Published in final edited form as: Cell. 2016 Dec 1;167(6):1650–1662.e15. doi: 10.1016/j.cell.2016.11.021

Figure 4. TEMPO reveals brain-state dependent voltage dynamics in active mice.

Figure 4

(A, B) EEG and TEMPO (somatosensory cortical pyramidal cells, labeled as in Figure 3B) traces taken during active behavior, A, and rest, B. Both recordings had increased variance during rest.

(C) Distributions of fluorescence changes, ΔF/F, during movement and sleep across the same TEMPO recordings as in A, B. The distribution during rest was skewed towards positive values, indicating pyramidal cells underwent coherent, population-level hyperpolarizations.

(D) TEMPO, optical reference, EEG and EMG signals from a behaving mouse during locomotion (gray shading), rest and sleep (both shown as un-shaded periods). During rest or sleep, TEMPO and EEG signals generally had increased amplitudes. The reference and EMG channels had larger amplitudes during locomotion.
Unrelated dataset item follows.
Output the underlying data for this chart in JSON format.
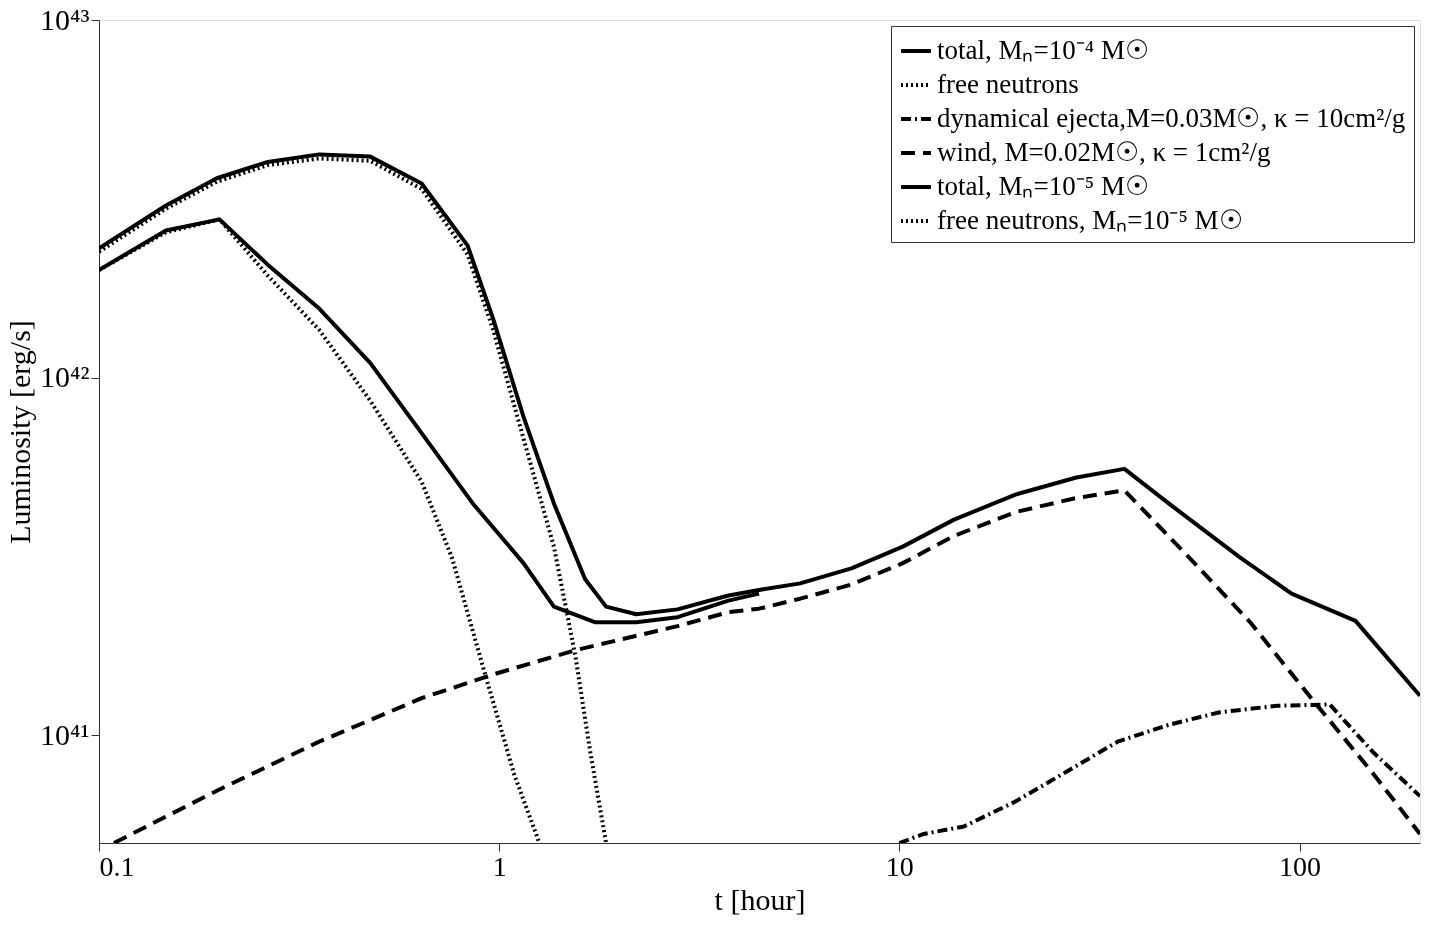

(E) Spectrograms of the traces in D. TEMPO and EEG signals showed increases in the power of low-frequency oscillations during rest and sleep. Optical reference signals exhibited continuous 8–12 Hz oscillations consistent with cardiac pulsations. During locomotion, there were broad-spectrum power increases in the reference and EMG channels.

(F) We injected AAV2/9-CaMK2a-Ace2N-4AA-mNeon in the hippocampus of a mouse (A2a-Cre × Ai14 tdTomato) expressing tdTomato. Top, Epi-fluorescence image of a coronal section from hippocampal area CA1. Bottom, Two-photon image of cells in this section. CA1 pyramidal cells expressed the voltage sensor. Red fluorescence in CA1 was largely confined to the vasculature. Scale bars: 100 μm (upper) and 25 μm (lower).
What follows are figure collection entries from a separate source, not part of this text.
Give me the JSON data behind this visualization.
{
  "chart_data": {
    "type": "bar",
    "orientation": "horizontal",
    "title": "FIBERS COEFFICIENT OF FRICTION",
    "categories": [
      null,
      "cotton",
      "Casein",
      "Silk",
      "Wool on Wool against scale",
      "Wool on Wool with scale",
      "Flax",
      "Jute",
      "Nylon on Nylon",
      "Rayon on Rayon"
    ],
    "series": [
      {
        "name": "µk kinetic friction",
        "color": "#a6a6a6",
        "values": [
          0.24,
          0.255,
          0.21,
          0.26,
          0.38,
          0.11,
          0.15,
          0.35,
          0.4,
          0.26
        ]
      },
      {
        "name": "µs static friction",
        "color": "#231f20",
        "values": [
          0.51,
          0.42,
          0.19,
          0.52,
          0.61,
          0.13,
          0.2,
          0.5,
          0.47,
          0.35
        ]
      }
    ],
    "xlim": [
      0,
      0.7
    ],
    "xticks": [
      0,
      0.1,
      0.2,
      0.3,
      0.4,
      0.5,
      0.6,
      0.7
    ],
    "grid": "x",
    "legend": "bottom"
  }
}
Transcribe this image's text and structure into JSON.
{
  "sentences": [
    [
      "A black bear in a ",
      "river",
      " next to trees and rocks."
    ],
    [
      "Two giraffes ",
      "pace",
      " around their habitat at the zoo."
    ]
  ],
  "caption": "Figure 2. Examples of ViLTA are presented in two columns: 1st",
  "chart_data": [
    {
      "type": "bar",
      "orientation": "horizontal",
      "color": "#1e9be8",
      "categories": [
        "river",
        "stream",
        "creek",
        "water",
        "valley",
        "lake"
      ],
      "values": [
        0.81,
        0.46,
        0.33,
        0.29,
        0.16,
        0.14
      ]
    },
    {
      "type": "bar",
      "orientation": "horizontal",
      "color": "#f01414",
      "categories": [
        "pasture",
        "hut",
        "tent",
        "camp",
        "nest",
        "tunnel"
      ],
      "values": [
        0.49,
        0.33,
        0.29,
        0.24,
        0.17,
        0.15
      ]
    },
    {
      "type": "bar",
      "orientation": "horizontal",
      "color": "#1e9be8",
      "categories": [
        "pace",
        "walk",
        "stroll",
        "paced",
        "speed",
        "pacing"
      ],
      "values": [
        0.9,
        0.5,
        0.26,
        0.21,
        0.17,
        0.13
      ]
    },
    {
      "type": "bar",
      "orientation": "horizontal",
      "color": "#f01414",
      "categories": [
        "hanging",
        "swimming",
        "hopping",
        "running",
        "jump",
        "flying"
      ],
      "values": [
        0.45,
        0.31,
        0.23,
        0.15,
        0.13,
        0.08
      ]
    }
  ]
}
(G, H) Upper, Raw and, Lower, narrow-band filtered time traces of LFP and TEMPO recordings during locomotion, G, and rest, H. The traces showed closely matched theta oscillations during locomotion. Delta-band activity during rest was less closely matched between the traces but still had consistent with phase relationships (K, L).

(I, J) Time-varying, I, and mean, J, cross-correlation functions between theta-band filtered (6–10 Hz) TEMPO and LFP traces during locomotion, showing consistent temporal and phase offsets over the 20-min session. (K, L) Time-varying, K, and mean, L, cross-correlation functions between unfiltered TEMPO and LFP traces during rest. TEMPO and LFP delta-band activity had consistent phase offsets across the 10-min sleep bout.

We made similar findings to F–L in N=3 mice.